Wat houden deze kerkenvisies precies in? En wat betekenen ze op de lange termijn voor het behoud van religieus erfgoed? We vroegen het Ariane Limburg, beleidsadviseur op het Ministerie van OCW.

‘Het doel van de kerkenvisies is religieus erfgoed in stand te houden’, vertelt Limburg. ‘Hoe eerder er een nieuwe bestemming is gevonden voor de gebouwen in je gemeente, hoe beter je deze instandhouding kunt waarborgen.’ Onder begeleiding van een procesbegeleider wordt bepaald welke partijen betrokken zullen worden bij het opstellen van de visies. ‘Denk naast de gemeenten aan vastgoedontwikkelaars, kerkeigenaars, omwonenden, erfgoedspecialisten en erfgoedorganisaties. Iedere partij heeft belang bij een bepaalde kerk in de gemeente.’ Uiteindelijk gaat het erom dat partijen elkaar niet verrassen met ad-hoc beslissingen of slechts uitgaan van één belang.

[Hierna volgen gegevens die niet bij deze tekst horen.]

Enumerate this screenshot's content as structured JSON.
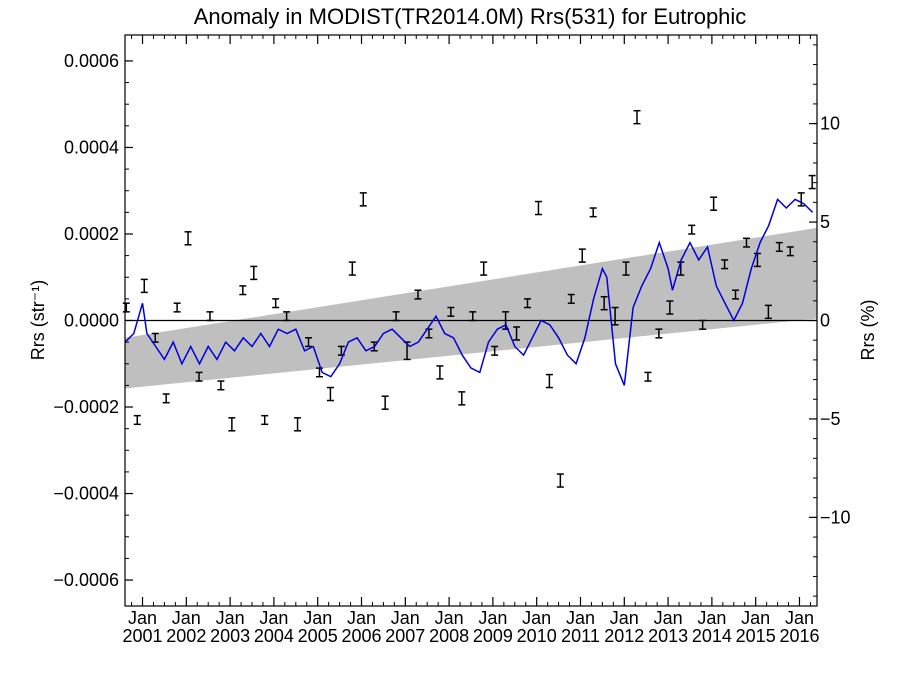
{
  "chart_data": {
    "type": "scatter",
    "title": "Anomaly in MODIST(TR2014.0M) Rrs(531) for Eutrophic",
    "ylabel": "Rrs (str⁻¹)",
    "ylabel_right": "Rrs (%)",
    "xlabel": "",
    "xlim": [
      2000.6,
      2016.4
    ],
    "ylim": [
      -0.00066,
      0.00066
    ],
    "ylim_right": [
      -14.5,
      14.5
    ],
    "yticks": [
      -0.0006,
      -0.0004,
      -0.0002,
      0.0,
      0.0002,
      0.0004,
      0.0006
    ],
    "ytick_labels": [
      "−0.0006",
      "−0.0004",
      "−0.0002",
      "0.0000",
      "0.0002",
      "0.0004",
      "0.0006"
    ],
    "yticks_right": [
      -10,
      -5,
      0,
      5,
      10
    ],
    "ytick_right_labels": [
      "−10",
      "−5",
      "0",
      "5",
      "10"
    ],
    "xtick_top_label": "Jan",
    "xticks": [
      2001,
      2002,
      2003,
      2004,
      2005,
      2006,
      2007,
      2008,
      2009,
      2010,
      2011,
      2012,
      2013,
      2014,
      2015,
      2016
    ],
    "xtick_labels": [
      "2001",
      "2002",
      "2003",
      "2004",
      "2005",
      "2006",
      "2007",
      "2008",
      "2009",
      "2010",
      "2011",
      "2012",
      "2013",
      "2014",
      "2015",
      "2016"
    ],
    "trend_band": {
      "start": [
        -0.000157,
        -4e-05
      ],
      "end": [
        4.5e-06,
        0.000214
      ]
    },
    "series": [
      {
        "type": "errorbar",
        "color": "#000000",
        "x": [
          2000.63,
          2000.88,
          2001.04,
          2001.29,
          2001.54,
          2001.79,
          2002.04,
          2002.29,
          2002.54,
          2002.79,
          2003.04,
          2003.29,
          2003.54,
          2003.79,
          2004.04,
          2004.29,
          2004.54,
          2004.79,
          2005.04,
          2005.29,
          2005.54,
          2005.79,
          2006.04,
          2006.29,
          2006.54,
          2006.79,
          2007.04,
          2007.29,
          2007.54,
          2007.79,
          2008.04,
          2008.29,
          2008.54,
          2008.79,
          2009.04,
          2009.29,
          2009.54,
          2009.79,
          2010.04,
          2010.29,
          2010.54,
          2010.79,
          2011.04,
          2011.29,
          2011.54,
          2011.79,
          2012.04,
          2012.29,
          2012.54,
          2012.79,
          2013.04,
          2013.29,
          2013.54,
          2013.79,
          2014.04,
          2014.29,
          2014.54,
          2014.79,
          2015.04,
          2015.29,
          2015.54,
          2015.79,
          2016.04,
          2016.29
        ],
        "y": [
          3e-05,
          -0.00023,
          8e-05,
          -4e-05,
          -0.00018,
          3e-05,
          0.00019,
          -0.00013,
          1e-05,
          -0.00015,
          -0.00024,
          7e-05,
          0.00011,
          -0.00023,
          4e-05,
          1e-05,
          -0.00024,
          -5e-05,
          -0.00012,
          -0.00017,
          -7e-05,
          0.00012,
          0.00028,
          -6e-05,
          -0.00019,
          1e-05,
          -7e-05,
          6e-05,
          -3e-05,
          -0.00012,
          2e-05,
          -0.00018,
          1e-05,
          0.00012,
          -7e-05,
          0.0,
          -3e-05,
          4e-05,
          0.00026,
          -0.00014,
          -0.00037,
          5e-05,
          0.00015,
          0.00025,
          4e-05,
          1e-05,
          0.00012,
          0.00047,
          -0.00013,
          -3e-05,
          3e-05,
          0.00012,
          0.00021,
          -1e-05,
          0.00027,
          0.00013,
          6e-05,
          0.00018,
          0.00014,
          2e-05,
          0.00017,
          0.00016,
          0.00028,
          0.00032
        ],
        "err": [
          1e-05,
          1e-05,
          1.5e-05,
          1e-05,
          1e-05,
          1e-05,
          1.5e-05,
          1e-05,
          1e-05,
          1e-05,
          1.5e-05,
          1e-05,
          1.5e-05,
          1e-05,
          1e-05,
          1e-05,
          1.5e-05,
          1e-05,
          1e-05,
          1.5e-05,
          1e-05,
          1.5e-05,
          1.5e-05,
          1e-05,
          1.5e-05,
          1e-05,
          2e-05,
          1e-05,
          1e-05,
          1.5e-05,
          1e-05,
          1.5e-05,
          1e-05,
          1.5e-05,
          1e-05,
          2e-05,
          1.5e-05,
          1e-05,
          1.5e-05,
          1.5e-05,
          1.5e-05,
          1e-05,
          1.5e-05,
          1e-05,
          1.5e-05,
          2e-05,
          1.5e-05,
          1.5e-05,
          1e-05,
          1e-05,
          1.5e-05,
          1.5e-05,
          1e-05,
          1e-05,
          1.5e-05,
          1e-05,
          1e-05,
          1e-05,
          1.5e-05,
          1.5e-05,
          1e-05,
          1e-05,
          1.5e-05,
          1.5e-05
        ]
      },
      {
        "type": "line",
        "color": "#0000dd",
        "x": [
          2000.6,
          2000.8,
          2001.0,
          2001.1,
          2001.3,
          2001.5,
          2001.7,
          2001.9,
          2002.1,
          2002.3,
          2002.5,
          2002.7,
          2002.9,
          2003.1,
          2003.3,
          2003.5,
          2003.7,
          2003.9,
          2004.1,
          2004.3,
          2004.5,
          2004.7,
          2004.9,
          2005.1,
          2005.3,
          2005.5,
          2005.7,
          2005.9,
          2006.1,
          2006.3,
          2006.5,
          2006.7,
          2006.9,
          2007.1,
          2007.3,
          2007.5,
          2007.7,
          2007.9,
          2008.1,
          2008.3,
          2008.5,
          2008.7,
          2008.9,
          2009.1,
          2009.3,
          2009.5,
          2009.7,
          2009.9,
          2010.1,
          2010.3,
          2010.5,
          2010.7,
          2010.9,
          2011.1,
          2011.3,
          2011.5,
          2011.6,
          2011.8,
          2012.0,
          2012.2,
          2012.4,
          2012.6,
          2012.8,
          2013.0,
          2013.1,
          2013.3,
          2013.5,
          2013.7,
          2013.9,
          2014.1,
          2014.3,
          2014.5,
          2014.7,
          2014.9,
          2015.1,
          2015.3,
          2015.5,
          2015.7,
          2015.9,
          2016.1,
          2016.3
        ],
        "y": [
          -5e-05,
          -3e-05,
          4e-05,
          -3e-05,
          -6e-05,
          -9e-05,
          -5e-05,
          -0.0001,
          -6e-05,
          -0.0001,
          -6e-05,
          -9e-05,
          -5e-05,
          -7e-05,
          -4e-05,
          -6e-05,
          -3e-05,
          -6e-05,
          -2e-05,
          -3e-05,
          -2e-05,
          -7e-05,
          -6e-05,
          -0.00012,
          -0.00013,
          -0.0001,
          -5e-05,
          -4e-05,
          -7e-05,
          -6e-05,
          -3e-05,
          -2e-05,
          -4e-05,
          -6e-05,
          -5e-05,
          -2e-05,
          1e-05,
          -3e-05,
          -4e-05,
          -8e-05,
          -0.00011,
          -0.00012,
          -5e-05,
          -2e-05,
          -1e-05,
          -6e-05,
          -8e-05,
          -4e-05,
          0.0,
          -1e-05,
          -4e-05,
          -8e-05,
          -0.0001,
          -4e-05,
          5e-05,
          0.00012,
          0.0001,
          -0.0001,
          -0.00015,
          3e-05,
          8e-05,
          0.00012,
          0.00018,
          0.00012,
          7e-05,
          0.00014,
          0.00018,
          0.00014,
          0.00017,
          8e-05,
          4e-05,
          0.0,
          4e-05,
          0.00012,
          0.00018,
          0.00022,
          0.00028,
          0.00026,
          0.00028,
          0.00027,
          0.00025
        ]
      }
    ]
  }
}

‘Deze belangen moeten in kaart gebracht worden, waarna de partijen gezamenlijk keuzes gaan maken en oplossingen gaan zoeken voor de vraag wat er met het gebouw moet gebeuren.’ Een eerste stap daarbij is om te inventariseren welke religieuze gebouwen in elke gemeente leegstaan, of in de komende tijd leeg zullen komen te staan.

Totale kerkenbestand

Van iedere kerk wordt vervolgens gekeken wat de  cultuurhistorische waarde is, de onderhoudsstaat, de financiële situatie en de toekomstverwachting. Hier wordt een bestemmingplan naast gelegd: wat zijn de mogelijkheden voor een nieuwe bestemming? Limburg ziet dat zowel de gemeenten, de Rijksdienst voor het Cultureel Erfgoed als de kerkbesturen daarbij af en toe flexibel zullen moeten zijn, zodat ze mogelijkheden verruimen. Feitelijk moeten alle partijen aan tafel elkaar de ruimte geven om samen tot oplossingen te komen.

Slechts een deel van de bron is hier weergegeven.